TRIBUNNEWS.COM, JAKARTA - Kepala Kepolisian RI Jenderal Tito Karnavian langsung memanggil penyidik dari Direktorat Tindak Pidana Umum Badan Reserse Kriminal Polri untuk meminta penjelasan mengenai dimulainya penyidikan terhadap dua pemimpin dan penyidik Komisi Pemberantasan Korupsi.
"Saya baru datang dari Solo, langsung ke Polda Metro memanggil penyidik Bareskrim dari Dirtipidum mengenai kenapa SPDP itu diterbitkan," ujar Tito di Mapolda Metro Jaya, Semanggi, Jakarta Selatan, Kamis (9/11/2017).
Tito mendapat laporan, bahwa kasus dilaporkan kuasa hukum Ketua Dewan Perwakilan Rakyat Setya Novanto pada 9 Oktober 2017 lalu.
Terutama, setelah Keputusan Praperadilan yang menganggap status tersangka Setya tidak sah.
"Sehingga yang dilaporkan, berarti langkah administrasi dan langkah umum yang dikerjakan oleh KPK dengan tidak sahnya status tersangka dianggap melanggar hukum," ujar Tito.
Baca: Kapolri Tambah Pasukan untuk Atasi Kelompok Bersenjata Tahan 1.300 Warga Papua
Ia menjelaskan, yang dilaporkan oleh pihak terlapor adalah dugaan pemalsuan dokumen serta penyalahgunaan wewenang.
Satu di antaranya mengenai surat permintaan pencekalan ke Direktorat Jenderal Imigrasi Kementerian Hukum dan Hak Asasi Manusia.
"Itu yang dilaporkan," ujar Tito.
Sebelumnya, tim kuasa hukum menuduh KPK telah membuat dan menggunakan surat palsu, serta menyalahgunakan kewenangan.
Baca: LIVE STREAMING PSMS vs Kalteng Putra Liga 2 di tvOne - Sekarang!

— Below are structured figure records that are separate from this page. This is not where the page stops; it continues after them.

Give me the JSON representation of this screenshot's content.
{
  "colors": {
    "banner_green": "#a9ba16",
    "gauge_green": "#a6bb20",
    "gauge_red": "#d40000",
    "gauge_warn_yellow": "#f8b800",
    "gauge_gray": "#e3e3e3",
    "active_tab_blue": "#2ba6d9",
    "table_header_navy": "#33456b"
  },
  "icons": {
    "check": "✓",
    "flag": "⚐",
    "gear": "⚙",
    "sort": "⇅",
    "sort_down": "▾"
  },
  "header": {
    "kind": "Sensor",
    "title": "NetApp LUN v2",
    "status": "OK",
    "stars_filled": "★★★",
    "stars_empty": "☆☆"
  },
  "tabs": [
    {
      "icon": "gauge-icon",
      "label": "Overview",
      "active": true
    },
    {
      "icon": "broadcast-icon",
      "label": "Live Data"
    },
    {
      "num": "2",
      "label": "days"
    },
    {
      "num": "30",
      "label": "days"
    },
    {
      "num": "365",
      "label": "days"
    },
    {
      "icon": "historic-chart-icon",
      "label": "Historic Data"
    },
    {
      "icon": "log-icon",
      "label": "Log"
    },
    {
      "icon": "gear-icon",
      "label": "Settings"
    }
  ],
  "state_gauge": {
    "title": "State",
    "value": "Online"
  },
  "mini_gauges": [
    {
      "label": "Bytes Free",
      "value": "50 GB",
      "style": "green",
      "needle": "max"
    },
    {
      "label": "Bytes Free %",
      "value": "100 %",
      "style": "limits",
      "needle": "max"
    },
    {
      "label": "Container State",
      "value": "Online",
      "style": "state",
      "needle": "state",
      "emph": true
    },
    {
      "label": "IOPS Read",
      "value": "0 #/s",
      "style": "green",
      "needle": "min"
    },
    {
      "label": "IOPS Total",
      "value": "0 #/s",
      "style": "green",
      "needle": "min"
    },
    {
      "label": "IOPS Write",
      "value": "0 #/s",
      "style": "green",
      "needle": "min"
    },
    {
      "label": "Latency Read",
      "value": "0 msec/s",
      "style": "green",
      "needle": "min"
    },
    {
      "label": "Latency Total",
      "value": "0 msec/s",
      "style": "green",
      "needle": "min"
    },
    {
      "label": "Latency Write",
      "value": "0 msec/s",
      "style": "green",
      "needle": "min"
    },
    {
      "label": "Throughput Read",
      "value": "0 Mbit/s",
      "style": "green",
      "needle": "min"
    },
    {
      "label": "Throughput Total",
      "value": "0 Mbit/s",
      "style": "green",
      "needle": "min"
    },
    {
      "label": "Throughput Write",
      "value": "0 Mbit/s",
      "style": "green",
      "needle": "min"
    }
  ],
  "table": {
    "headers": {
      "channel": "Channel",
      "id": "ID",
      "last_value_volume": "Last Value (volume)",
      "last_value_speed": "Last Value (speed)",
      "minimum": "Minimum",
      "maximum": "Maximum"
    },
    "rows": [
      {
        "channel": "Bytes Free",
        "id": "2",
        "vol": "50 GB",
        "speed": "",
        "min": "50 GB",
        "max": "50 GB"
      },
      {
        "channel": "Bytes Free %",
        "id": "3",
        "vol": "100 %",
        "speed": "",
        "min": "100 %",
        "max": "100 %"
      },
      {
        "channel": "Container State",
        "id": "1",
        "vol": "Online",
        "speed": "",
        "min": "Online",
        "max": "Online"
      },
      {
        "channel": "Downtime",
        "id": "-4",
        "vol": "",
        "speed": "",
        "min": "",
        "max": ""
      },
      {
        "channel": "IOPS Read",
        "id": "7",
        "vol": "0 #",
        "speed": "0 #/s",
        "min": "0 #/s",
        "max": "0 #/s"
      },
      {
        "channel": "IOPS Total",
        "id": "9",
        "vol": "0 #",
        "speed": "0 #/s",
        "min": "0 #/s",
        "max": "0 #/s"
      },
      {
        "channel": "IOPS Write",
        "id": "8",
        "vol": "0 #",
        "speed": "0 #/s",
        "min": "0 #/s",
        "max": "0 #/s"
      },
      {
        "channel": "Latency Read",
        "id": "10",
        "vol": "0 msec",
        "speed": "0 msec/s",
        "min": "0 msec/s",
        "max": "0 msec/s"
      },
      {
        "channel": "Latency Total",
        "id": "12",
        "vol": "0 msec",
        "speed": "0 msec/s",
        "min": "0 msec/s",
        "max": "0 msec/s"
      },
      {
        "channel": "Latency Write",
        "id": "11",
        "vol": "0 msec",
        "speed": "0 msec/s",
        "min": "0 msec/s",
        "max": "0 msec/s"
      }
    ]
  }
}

Tonton di Sini
Polri juga telah menerbitkan SPDP untuk para pemimpin dan penyidik KPK.
Surat ditandatangani Direktur Tindak Pidana Umum Bareskrim Polri Brigadir Jenderal Polisi Herry Rudolf Nahak, pada Selasa (7/11/2017).
Surat itu tercantum nama Agus Rahardjo dan Saut Situmorang sebagai terlapor.
Pasal yang dikenakan terhadap mereka adalah Pasal 263 juncto Pasal 55 ayat 1 ke-1 serta Pasal 421 Kitab Undang-Undang Hukum Pidana tentang pemalsuan dokumen dan penyalahgunaan wewenang.